Le nouveau Premier ministre britannique, Andy Burnham, a dévoilé jeudi une nouvelle initiative économique visant à soutenir le secteur de l'hôtellerie et du divertissement, confronté à d'importantes difficultés. Cette annonce, qui marque sa troisième mesure en autant de jours, propose une réduction significative de la taxe professionnelle pour les pubs, discothèques et salles de concert en Angleterre, dans un contexte où ces lieux emblématiques ferment à un rythme alarmant.
La proposition du dirigeant travailliste prévoit une diminution de 20 % de la taxe professionnelle affectant ces établissements. Cette mesure est destinée à apporter un soulagement financier à environ 32 000 entreprises, leur permettant d'économiser près de 1 100 livres sterling (environ 1 300 euros) annuellement. Cependant, les plus grandes salles de concert ne bénéficieront pas de cette aide. Andy Burnham a exprimé sa détermination sur la plateforme X, affirmant qu'il ne resterait pas inactif face à la disparition de ces lieux chers à la population, remplacés par des vitrines fermées et des pancartes "À vendre".
Cette initiative s'inscrit dans une série de décisions rapides prises par le Premier ministre depuis son accession au pouvoir lundi, succédant au démissionnaire Keir Starmer. Ayant promis de "donner de l'air" aux Britanniques et de s'attaquer au coût de la vie, Andy Burnham a fait du pouvoir d'achat une priorité. Ses précédentes annonces incluent la suppression de la TVA sur l'électricité des ménages pour l'hiver prochain et le rétablissement, à partir de janvier, d'un plafond de 2 livres sterling (2,35 euros) pour les tarifs de bus à travers l'Angleterre.

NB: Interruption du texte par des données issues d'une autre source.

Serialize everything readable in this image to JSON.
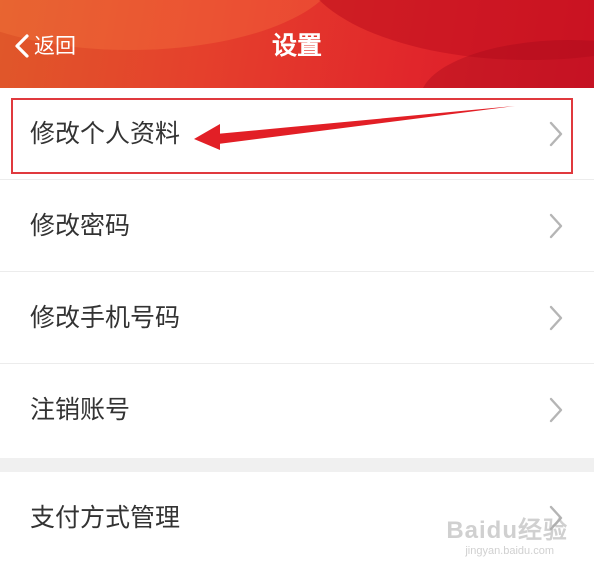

Le secteur des pubs, véritable institution au Royaume-Uni, est en crise, avec une fermeture quotidienne d'un établissement, selon la British Beer and Pub Association. Ces entreprises, comme l'ensemble de l'hôtellerie-restauration, subissent de plein fouet l'augmentation des coûts, notamment énergétiques. Ian Hoskins, propriétaire du Ma Pub Group à Liverpool, a accueilli favorablement la réduction fiscale, mais a tempéré son enthousiasme sur Sky News, la qualifiant de "goutte d'eau dans l'océan". Il a plaidé pour une refonte plus profonde de la taxe professionnelle et une augmentation du pouvoir d'achat des ménages pour stimuler la consommation.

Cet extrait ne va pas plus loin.